US dollar down on government shutdown, but could it rebound anyway?
Fawad Razaqzada January 22, 2018 8:06 AM
The market’s main focus remains fixated on developments in Washington. The dollar has started the new week on the back foot as US politicians failed to break a stalemate on a stopgap bill needed to fund the government at the weekend. As a result, the shutdown has dragged into its third day, raising doubts over a March Federal Reserve rate hike. The uncertainty has also weighed on stocks with US index futures being slightly lower at the time of this writing. The fact that neither the dollar nor the stock markets have sold off heavily yet means investors are probably still hopeful – maybe rightly so – that there will be some sort of a resolution in Washington soon. If that’s proven to be the case then we could see a speedy recovery in both markets. Meanwhile the economic calendar is quite quiet today, which means the focus will remain on Capitol Hill. But the rest of the week will be busier as we will have Bank of Japan and the European Central Bank rate decisions, as well as a few important macro pointers to look forward to.
Will Bank of Japan help relieve pressure on the dollar?
The Bank of Japan will issue its interest rate decision and monetary policy statement, and hold its press conference on Tuesday. The markets will be watching closely for any signs that the central bank may be looking to wind down its stimulus programme at some point in the foreseeable future after it unexpectedly reduced its purchases of Japanese government bonds recently. Speculators saw this a sign that the central bank may be leaning towards tighter monetary policy. Any further indication on Tuesday of stimulus reduction or an otherwise more hawkish Bank of Japan, could result in another boost for the yen. However, if the BoJ dismisses the importance of that QE taper and reaffirms that it will maintain its policy open wide then the yen could weaken as Japanese stocks probably march further higher.
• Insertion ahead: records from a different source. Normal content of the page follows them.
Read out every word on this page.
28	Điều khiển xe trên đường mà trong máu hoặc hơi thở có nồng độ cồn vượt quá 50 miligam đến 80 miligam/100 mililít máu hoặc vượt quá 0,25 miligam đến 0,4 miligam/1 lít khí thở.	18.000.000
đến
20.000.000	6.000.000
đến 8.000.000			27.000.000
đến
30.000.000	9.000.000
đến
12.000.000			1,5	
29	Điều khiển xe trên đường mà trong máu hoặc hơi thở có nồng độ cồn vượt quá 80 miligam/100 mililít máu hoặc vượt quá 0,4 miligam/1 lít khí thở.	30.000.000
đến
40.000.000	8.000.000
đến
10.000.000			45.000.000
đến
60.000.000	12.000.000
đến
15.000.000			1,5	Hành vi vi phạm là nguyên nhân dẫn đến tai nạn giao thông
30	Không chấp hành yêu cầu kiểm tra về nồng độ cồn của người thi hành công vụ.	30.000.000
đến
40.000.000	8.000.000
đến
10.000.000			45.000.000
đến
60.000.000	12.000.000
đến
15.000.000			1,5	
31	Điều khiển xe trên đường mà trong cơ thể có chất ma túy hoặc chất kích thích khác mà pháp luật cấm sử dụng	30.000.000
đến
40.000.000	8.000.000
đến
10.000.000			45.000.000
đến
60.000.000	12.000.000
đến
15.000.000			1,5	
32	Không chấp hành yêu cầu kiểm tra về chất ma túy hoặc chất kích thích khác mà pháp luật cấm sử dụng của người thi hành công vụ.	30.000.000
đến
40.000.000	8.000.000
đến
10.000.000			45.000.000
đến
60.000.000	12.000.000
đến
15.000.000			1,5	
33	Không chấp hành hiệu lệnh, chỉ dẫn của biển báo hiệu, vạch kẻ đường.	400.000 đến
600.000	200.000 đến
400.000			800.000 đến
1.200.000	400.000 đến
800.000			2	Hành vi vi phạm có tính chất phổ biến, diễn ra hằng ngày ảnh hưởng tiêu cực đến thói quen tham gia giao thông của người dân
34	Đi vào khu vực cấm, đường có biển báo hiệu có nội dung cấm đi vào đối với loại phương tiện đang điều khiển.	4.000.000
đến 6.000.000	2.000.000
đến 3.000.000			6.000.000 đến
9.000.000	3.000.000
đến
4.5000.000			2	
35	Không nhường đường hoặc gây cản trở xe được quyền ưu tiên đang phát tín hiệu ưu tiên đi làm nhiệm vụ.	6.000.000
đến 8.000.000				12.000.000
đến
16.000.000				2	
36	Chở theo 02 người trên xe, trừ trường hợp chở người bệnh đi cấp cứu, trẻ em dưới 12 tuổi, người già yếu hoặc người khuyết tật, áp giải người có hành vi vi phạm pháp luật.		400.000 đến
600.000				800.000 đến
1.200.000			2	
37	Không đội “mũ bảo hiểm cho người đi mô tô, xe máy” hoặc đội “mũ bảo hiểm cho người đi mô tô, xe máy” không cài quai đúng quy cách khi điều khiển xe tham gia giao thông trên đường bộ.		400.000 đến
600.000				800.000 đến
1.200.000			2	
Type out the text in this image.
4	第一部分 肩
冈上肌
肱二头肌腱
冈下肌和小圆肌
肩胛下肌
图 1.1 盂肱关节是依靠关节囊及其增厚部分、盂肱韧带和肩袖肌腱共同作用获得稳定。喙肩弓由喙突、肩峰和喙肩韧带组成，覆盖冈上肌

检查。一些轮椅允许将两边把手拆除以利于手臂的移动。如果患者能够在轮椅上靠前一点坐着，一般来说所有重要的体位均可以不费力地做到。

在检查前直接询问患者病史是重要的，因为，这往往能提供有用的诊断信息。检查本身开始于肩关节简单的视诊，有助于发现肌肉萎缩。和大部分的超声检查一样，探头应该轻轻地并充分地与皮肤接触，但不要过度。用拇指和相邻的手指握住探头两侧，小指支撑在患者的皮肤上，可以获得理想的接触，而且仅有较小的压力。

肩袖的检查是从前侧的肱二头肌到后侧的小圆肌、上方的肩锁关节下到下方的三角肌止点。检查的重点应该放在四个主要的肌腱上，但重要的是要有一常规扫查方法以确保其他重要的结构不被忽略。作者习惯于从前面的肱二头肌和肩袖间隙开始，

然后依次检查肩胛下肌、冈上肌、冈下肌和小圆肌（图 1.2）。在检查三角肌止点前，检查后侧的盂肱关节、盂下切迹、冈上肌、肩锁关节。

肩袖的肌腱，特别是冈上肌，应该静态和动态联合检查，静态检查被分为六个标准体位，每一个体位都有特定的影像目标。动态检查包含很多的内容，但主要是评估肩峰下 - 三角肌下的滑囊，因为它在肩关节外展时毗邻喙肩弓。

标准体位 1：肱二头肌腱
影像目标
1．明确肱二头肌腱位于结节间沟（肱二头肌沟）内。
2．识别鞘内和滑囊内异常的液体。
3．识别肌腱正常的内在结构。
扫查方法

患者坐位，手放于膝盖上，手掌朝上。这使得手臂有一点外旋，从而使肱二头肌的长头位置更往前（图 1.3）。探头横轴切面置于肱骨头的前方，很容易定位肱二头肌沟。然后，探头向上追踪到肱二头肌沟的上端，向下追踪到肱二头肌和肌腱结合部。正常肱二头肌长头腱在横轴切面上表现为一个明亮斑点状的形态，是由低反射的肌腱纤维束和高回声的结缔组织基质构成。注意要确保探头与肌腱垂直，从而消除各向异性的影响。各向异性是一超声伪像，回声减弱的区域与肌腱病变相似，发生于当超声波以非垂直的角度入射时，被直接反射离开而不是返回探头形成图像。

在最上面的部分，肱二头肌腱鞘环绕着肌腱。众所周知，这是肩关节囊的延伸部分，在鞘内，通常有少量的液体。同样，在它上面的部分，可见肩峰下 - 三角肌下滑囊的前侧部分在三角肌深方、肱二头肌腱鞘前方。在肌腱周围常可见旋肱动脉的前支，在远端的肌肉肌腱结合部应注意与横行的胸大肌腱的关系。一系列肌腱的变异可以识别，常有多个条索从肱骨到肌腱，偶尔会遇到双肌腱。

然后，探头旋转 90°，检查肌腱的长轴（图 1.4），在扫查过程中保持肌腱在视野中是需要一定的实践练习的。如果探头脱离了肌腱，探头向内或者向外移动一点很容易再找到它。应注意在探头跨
The resulting risk-on rally and yen weakness could boost the risk-sensitive USD/JPY pair. The latter could find additional boost from Capitol Hill, should US politicians sort out the mess they have created.
USD/JPY tests key support
So, there is a good possibility the USD/JPY may bounce back in the coming days. However from a purely technical stand point, price action is far from being bullish at the moment. But at around the 110.50 area, the USD/JPY is testing a key support zone anyway. The bulls would like to see a low form here, while the bears would be looking for a breakdown. Depending on which group of market participants will win the battle here, we could see a sizeable move in the direction of the break in the coming days. The short-term bias could turn bullish if and when the USD/JPY goes back above the most recent high at 111.45, for then we will have a short-term higher high in place. For the bears, meanwhile, a close below 110.00 could be the trigger that they need.